Innovation to drive manufacturing growth
Manufacturers are investing in product innovation and added value services as a means to compete and drive growth.
This is according to IDC Manufacturing Insights’ latest white paper, In Pursuit of Operational Excellence: Accelerating Business Change Through Next Generation ERP, sponsored by Infor, which highlights that while cost containment remains important in this low growth economy, it is taking a back seat to initiatives which will help manufacturers differentiate their offerings and drive competitiveness.
The white paper, based on global research findings, also reveals that innovation-led business strategies are currently hampered by inadequate business processes and IT systems, which are crucial when it comes to facilitating the working practices and communications necessary to develop new offerings quickly, collaboratively and cost effectively.
In fact, according to 60% of manufacturers, ERP in particular falls short of optimising the decision-making necessary for operational excellence. Top of manufacturers’ wish lists for improved systems are social networking-style features within ERP to facilitate timely, accurate, informed decisions.
The research was conducted in October 2011 among 378 manufacturers in the automotive, industrial machinery, high-tech electronics, and aerospace industries in the US, UK, France, Germany, Italy, Brazil, Australia, China, India, Japan, Qatar, Saudi Arabia, UAE and Russia.
It highlights that the majority of manufacturers around the globe are balancing growth strategies together with a focus on cost cutting. However, while this balance is weighted in favour of sustained growth in APAC, Russia, the Middle East, and the Americas, in Western Europe, particularly Germany, Italy, Spain and France, they place greater emphasis on cost control, perhaps an indication of the deepening eurozone crisis. Interestingly, the UK bucks this regional trend, with the vast majority of UK manufacturers investing in sustained growth over cost cutting.

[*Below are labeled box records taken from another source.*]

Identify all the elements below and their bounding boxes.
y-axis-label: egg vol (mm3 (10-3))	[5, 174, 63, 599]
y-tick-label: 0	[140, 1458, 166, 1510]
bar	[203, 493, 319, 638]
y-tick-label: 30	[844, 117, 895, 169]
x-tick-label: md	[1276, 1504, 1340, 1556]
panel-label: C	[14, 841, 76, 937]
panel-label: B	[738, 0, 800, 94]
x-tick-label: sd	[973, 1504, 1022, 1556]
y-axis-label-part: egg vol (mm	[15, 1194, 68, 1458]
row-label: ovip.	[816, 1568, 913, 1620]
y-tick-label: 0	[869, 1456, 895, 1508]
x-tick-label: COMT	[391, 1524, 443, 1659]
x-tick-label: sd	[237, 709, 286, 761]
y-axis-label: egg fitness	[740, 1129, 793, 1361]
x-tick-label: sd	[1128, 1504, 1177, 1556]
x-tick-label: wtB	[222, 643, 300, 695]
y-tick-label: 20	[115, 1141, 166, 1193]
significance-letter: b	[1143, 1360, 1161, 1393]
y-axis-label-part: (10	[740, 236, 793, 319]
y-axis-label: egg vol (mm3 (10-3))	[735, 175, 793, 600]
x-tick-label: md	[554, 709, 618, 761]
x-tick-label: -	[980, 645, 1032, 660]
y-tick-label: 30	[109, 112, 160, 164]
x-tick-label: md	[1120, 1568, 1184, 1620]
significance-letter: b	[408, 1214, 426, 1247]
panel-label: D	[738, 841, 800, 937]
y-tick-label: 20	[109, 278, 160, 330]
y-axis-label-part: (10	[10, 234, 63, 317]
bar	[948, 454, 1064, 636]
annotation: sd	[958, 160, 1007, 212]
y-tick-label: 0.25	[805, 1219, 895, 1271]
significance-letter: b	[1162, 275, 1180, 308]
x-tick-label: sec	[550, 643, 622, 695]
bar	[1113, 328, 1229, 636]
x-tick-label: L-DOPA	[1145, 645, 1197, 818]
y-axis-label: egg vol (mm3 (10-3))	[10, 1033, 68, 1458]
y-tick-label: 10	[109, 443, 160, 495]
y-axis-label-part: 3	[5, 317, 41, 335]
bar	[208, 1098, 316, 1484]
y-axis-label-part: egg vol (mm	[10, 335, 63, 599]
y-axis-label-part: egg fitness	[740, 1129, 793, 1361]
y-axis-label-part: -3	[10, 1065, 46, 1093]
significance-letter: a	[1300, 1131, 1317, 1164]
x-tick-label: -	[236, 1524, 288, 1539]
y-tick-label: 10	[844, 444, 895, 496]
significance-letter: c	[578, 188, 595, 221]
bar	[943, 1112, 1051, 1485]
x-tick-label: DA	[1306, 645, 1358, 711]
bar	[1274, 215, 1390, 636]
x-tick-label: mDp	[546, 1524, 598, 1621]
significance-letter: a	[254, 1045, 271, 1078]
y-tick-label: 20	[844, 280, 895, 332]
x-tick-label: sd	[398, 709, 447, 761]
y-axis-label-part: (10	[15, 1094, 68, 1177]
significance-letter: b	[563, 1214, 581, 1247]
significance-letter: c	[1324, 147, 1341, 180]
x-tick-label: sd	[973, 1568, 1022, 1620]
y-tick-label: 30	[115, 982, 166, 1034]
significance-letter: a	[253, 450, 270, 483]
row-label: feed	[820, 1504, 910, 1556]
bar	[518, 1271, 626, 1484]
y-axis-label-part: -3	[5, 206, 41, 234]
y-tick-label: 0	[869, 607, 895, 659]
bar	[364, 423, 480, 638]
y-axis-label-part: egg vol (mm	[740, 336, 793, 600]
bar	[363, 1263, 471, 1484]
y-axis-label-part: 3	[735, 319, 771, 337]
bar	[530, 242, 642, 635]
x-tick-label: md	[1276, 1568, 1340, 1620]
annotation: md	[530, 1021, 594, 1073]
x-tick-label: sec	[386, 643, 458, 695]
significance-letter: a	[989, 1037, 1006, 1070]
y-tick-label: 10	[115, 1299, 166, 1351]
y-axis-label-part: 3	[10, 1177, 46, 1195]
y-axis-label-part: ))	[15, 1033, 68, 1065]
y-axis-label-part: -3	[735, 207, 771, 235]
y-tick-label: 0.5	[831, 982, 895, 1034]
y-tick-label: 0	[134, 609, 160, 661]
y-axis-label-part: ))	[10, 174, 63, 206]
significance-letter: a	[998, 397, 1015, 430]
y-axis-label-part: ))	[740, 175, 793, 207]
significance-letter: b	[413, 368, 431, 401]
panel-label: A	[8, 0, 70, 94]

The white paper also highlights that product is king when it comes to growth, as innovation (63%) and added value services to products (58%) rank higher than expansion into emerging markets (42%), with product innovation significantly higher in the automotive (78%) and high-tech electronics (75%) industries.
Cost containment strategies across the board have moved out of the plant and into the supply chain. Optimising production is a cost priority for only 11% of manufacturers, indicating that savings have been exhausted, while reducing the number of suppliers (77%) and shortening the supply chain (55%) rank highest.
It focuses on the criteria for innovation, and respondents point to faster business processes (85%), access to real-time information (60%) and improved collaboration (60%) as critical in this quest. However, 60% of manufacturers claim that their systems fail to support the fast, informed decision-making necessary to innovate, with 35% heralding mobile and social networking as crucial to transforming the way manufacturers work.
Looking ahead to the next three years, speed is a critical component of manufacturers’ growth strategies. Reacting faster to changes demanded by the business, particularly in aerospace (71%) and high-tech electronics (78%), and streamlining processes to achieve operational excellence (72%) top manufacturers’ wish lists. More detailed insight (58%) and improved collaboration (42%) also dominate short- to medium-term ERP needs.
“The current economic headwinds have brought with them lower business growth, presenting new challenges for manufacturers looking to compete on a global stage,” says Pierfrancesco Manenti, head of IDC Manufacturing Insights, Europe, Middle East & Africa. “While active cost management remains crucial, companies can only truly differentiate themselves through innovating with products and services. Smarter processes and IT systems represent a substantial source of savings, differentiation and agility – helping to make informed decisions and establish a strong foundation to encouraging innovation where the company meets the customer.”
Andrew Kinder, director: product marketing at Infor, comments: “With a large proportion of manufacturing costs having already been stripped in the last three years, manufacturers must now really embrace product and process innovation as a means to compete. This renewed focus on innovation requires a change in the way manufacturers work, and demands innovation at a process and technology level to drive fast, collaborative access to data, and instil the agility necessary to deliver the right products and services in a timely manner.”